Whether the deal is mortgage contingent or not, sellers are giving buyers much more time to assess their financing options, Signet said. In the past, buyers usually had seven to 10 days to sign the contract. Now, they often have 35 to 40 days.
“Banks are so much tougher these days,” he said. “Buyers are asking for more time to get the financing in place.”
Buyers are also asking for much stricter clauses regarding closing dates, Rosabianca said. In the past, buyers were often unconcerned about delayed closings because skyrocketing property values meant their new home was climbing in value while they had time to save up for a down payment. But delays are now a major concern for buyers worried about future job security and unsure if they will be able to get financing months down the road.
“The actual closing dates were very fuzzy for years,” Rosabianca said. “Now, we’re negotiating much tighter time frames.”
Buyers are demanding that specific closing dates be stated in the contract, and that they be scheduled as soon as possible after the contract is signed. Many contracts state that if the seller misses the closing date, the buyer may receive monetary compensation or cancel the contract altogether.
“They want [closing dates] sooner, and certain,” Rosabianca said.
These days, even contracts worded in a seller’s favor don’t necessarily mean the seller will come out on top.
Most contracts without a mortgage contingency clause, for example, stipulate that the seller may keep the buyer’s deposit if the deal does not close. But now that the financing climate has changed drastically, many buyers are backing out of their contracts after finding that they can’t get a mortgage, or can no longer afford the purchase.
“We’re entering very unusual times,” said attorney Neil Garfinkel, a partner at Abrams Garfinkel Margolis Bergson and residential counsel to the Real Estate Board of New York.
“In 99 percent of the deals that I’ve done, both parties wanted to do the deal. All of a sudden, things have changed so dramatically that one of the parties doesn’t want to,” said Garfinkel, who oversees his firm’s real estate and banking practices.
Meanwhile, more lawsuits are popping up as buyers try to get their deposits back or delay the seller from pocketing the money.
“The idea of the seller keeping the deposit is not always a slam dunk,” especially given the unusual economic circumstances, Garfinkel said. Buyers can object to the seller claiming the deposit, and ask that the funds be put in escrow while litigation takes place. “It’s not so easy for a seller to access that money,” he added.

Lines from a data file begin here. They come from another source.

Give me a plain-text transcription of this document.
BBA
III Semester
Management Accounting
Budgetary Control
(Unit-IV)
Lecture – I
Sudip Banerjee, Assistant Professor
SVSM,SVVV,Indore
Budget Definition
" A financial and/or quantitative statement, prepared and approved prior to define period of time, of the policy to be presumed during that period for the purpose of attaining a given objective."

Signet from Bond New York said one of his clients bought an Upper East Side one-bedroom as a pied-à-terre in an all-cash deal before the Wall Street crisis. But the buyer then “lost a ton of money when the stock market crashed” and asked for a lower price. The seller balked, and the two parties are now in litigation.
Left with few other options, sellers are trying to protect their interests by doing extensive background and credit checks to ensure that buyers are well qualified before contracts are signed.
“Sellers are asking for much more documentation to prove that the buyer can get their financing,” Signet said. “Each party is concerned with protecting themselves. That was always the case, but it never was as risky as it is now.”